Il n’avait pas échappé aux spécialistes ou aux simples amateurs que le Street Art avait le vent en poupe ces dernières années. Et il n’était pas rare de découvrir chaque mois une nouvelle galerie exposant un artiste plus ou moins reconnu et plus ou moins talentueux. Au point qu’on avait tendance à en voir à toutes les sauces avec plus ou moins de réussite. Il semble que cette tendance arrive à sa fin de cycle. L’euphorie des premiers mois semble retomber et la crise actuelle autour du Corona Virus pourrait même lui donner le coup de grâce. 

Les plus gros poissons sont encore là

Bien sûr, tous les Graffeurs et Street Artistes n’ont pas totalement disparu des radars. Les plus gros sont encore là et continuent de vendre à des prix plus qu’honorables. Il y a bien sûr les incontournable comme les Jonone ou encore Space Invaders dont la Joconde en rubicube a récemment défrayé la chronique en se vendant à 480 200€ chez Artcurial.
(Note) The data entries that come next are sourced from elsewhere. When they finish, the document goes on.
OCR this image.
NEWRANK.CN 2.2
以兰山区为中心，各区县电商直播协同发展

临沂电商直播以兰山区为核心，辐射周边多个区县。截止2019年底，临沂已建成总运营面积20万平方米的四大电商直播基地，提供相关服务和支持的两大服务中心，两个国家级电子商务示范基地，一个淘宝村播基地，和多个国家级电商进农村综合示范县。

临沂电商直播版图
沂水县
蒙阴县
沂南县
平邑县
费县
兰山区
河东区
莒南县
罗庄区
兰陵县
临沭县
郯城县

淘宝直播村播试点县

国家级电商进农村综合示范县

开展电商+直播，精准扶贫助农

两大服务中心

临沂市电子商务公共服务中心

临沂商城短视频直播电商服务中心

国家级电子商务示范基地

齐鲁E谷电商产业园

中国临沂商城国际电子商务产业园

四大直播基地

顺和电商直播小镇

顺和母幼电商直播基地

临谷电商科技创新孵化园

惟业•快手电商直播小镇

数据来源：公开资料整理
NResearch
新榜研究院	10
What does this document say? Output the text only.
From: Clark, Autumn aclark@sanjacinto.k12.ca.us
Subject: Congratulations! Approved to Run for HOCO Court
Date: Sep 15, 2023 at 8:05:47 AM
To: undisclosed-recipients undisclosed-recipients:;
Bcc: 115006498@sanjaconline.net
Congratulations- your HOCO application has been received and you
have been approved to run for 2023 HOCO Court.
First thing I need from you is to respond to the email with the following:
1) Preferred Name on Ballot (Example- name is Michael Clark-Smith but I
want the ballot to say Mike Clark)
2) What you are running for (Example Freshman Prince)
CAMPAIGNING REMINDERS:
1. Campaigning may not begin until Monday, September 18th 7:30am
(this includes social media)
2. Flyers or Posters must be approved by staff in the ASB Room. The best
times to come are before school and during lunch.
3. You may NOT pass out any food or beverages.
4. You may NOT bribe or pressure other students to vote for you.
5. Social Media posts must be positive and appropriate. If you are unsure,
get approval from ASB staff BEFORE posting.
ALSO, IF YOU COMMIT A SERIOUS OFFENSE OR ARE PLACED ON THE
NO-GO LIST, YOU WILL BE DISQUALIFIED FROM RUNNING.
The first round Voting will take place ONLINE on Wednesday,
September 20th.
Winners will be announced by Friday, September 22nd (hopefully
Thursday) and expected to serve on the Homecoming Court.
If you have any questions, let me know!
Et ne parlons même pas de la superstar Banksy dont le nom est encore sur toutes les lèvres et continue d’être d’actualité avec ses happenings et interventions artistiques reprises sur tous les médias.

Graffeurs et galeries : la fin d’une époque ?

Non, on ne vous parle pas ici des ce type d’artistes. On parle des autres. De tous ceux que des galeries peu scrupuleux ont dû vendre monts et merveilles pour finalement leur claquer la porte au nez lorsqu’ils ont réalisé ne pas avoir affaire au nouveau Shepard Fairey. La mode est retombée on dirait. Tant pis et peut-être même tant mieux car la fin de cette époque donnera peut-être naissance à une autre. Une ère post Corona Virus où la qualité primera plus sur la quantité voire la saturation et où les artistes prendront peut-être plus le temps de choisir leur galeriste et proposer des oeuvres plus consistantes et pas uniquement destinée à la vente.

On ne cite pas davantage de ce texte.